Turbine casings for rotating machines, which radially enclose a flow passage along which the operating medium axially expands, producing expansion energy, and as a result of which a rotor arrangement is arranged, which is enclosed by the turbine casing and equipped with rotor blades, serve as a support structure for stator blades which project into the spaces between the stator blade rows which are attached on the rotor side. For construction and installation reasons, turbine casings are composed of at least two casing halves which are joined together via an axially extending parting plane in each case to form a uniform turbine casing. As a result of the split design in each case of the so-called upper and lower turbine casing halves, an installation-friendly fitting is possible of the turbine stator blades in the stator blade root recesses, which are provided in and along the turbine casing inner wall and around it in the circumferential direction, before the two turbine casing halves are joined together.
Furthermore, turbine casings which for installation reasons are not only composed of an upper and a lower turbine casing half but, moreover, are composed of at least two casing sections per turbine casing half, are of particular interest. Such a construction may be explained in more detail as representative of further turbine casing designs based on the example of a low-pressure steam turbine stage, as used for example in combined cycle power plants. Combined cycle power plants are power plants which provide a combined gas turbine and steam turbine cycle, i.e. the hot exhaust gases which issue from the gas turbine unit are used for steam generation and the steam which is generated in the process is used for operating suitable steam turbines stages, for example for operating a low-pressure steam turbine stage in this way. Combined cycle power plants of the above generic type can be taken for example from U.S. Pat. Nos. 5,199,256 or 4,519,207.
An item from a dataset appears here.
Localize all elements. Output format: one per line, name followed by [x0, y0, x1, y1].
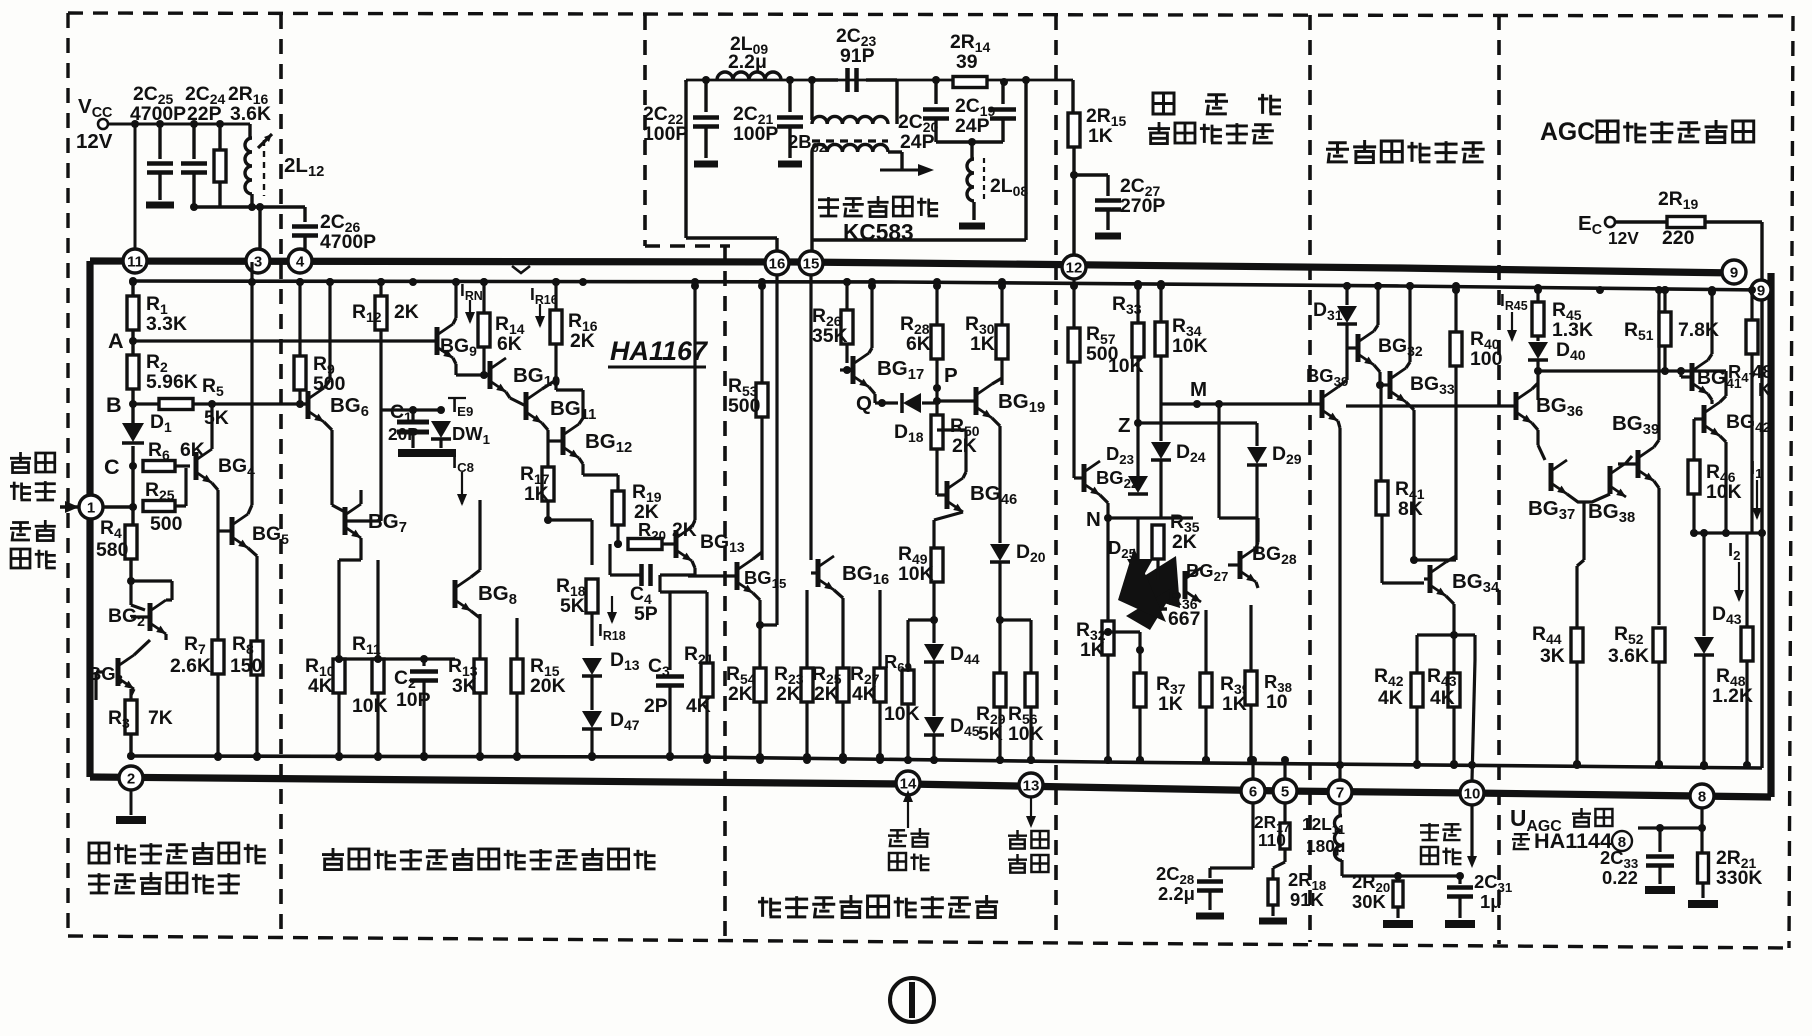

A cross-sectional view through the turbine casing of a typical low-pressure steam turbine is shown in DE 25 03 493 with reference to FIG. 1, which has a turbine casing which is composed of two times three parts. Thus, both the upper and the lower turbine casing half is composed of three casing sections which are axially joined together in each case, of which the center casing section together with an internally-disposed rotor arrangement includes a flow passage which conically widens axially on both sides. A casing end section is axially connected on both sides in each case to the ends of the center casing section, which casing end section is referred to as a blade carrier, particularly as a stator blade row is fastened to this in each case. The two casing end sections, which are axially connected by the face end to the center casing section in each case, are connected in a fixed manner via corresponding connecting constructions to the center casing section. The production of all the individual parts, of which the turbine casing described above is composed, is carried out within the scope of separate casting processes in each case so that each individual component requires a separate casting mold in each case which is used in separate casting processes in each case which are independent of each other. Such a procedure is not only time-intensive, and therefore cost-intensive, but furthermore requires a high-precision reworking of the individual casing sections in order to join them together in an accurately fitting manner to form a uniform turbine casing. The turbine casing of a low-pressure steam turbine is typically enclosed by a further casing, that is to say by the so-called outer casing, as this is described for example in DE 38 37 510 C2.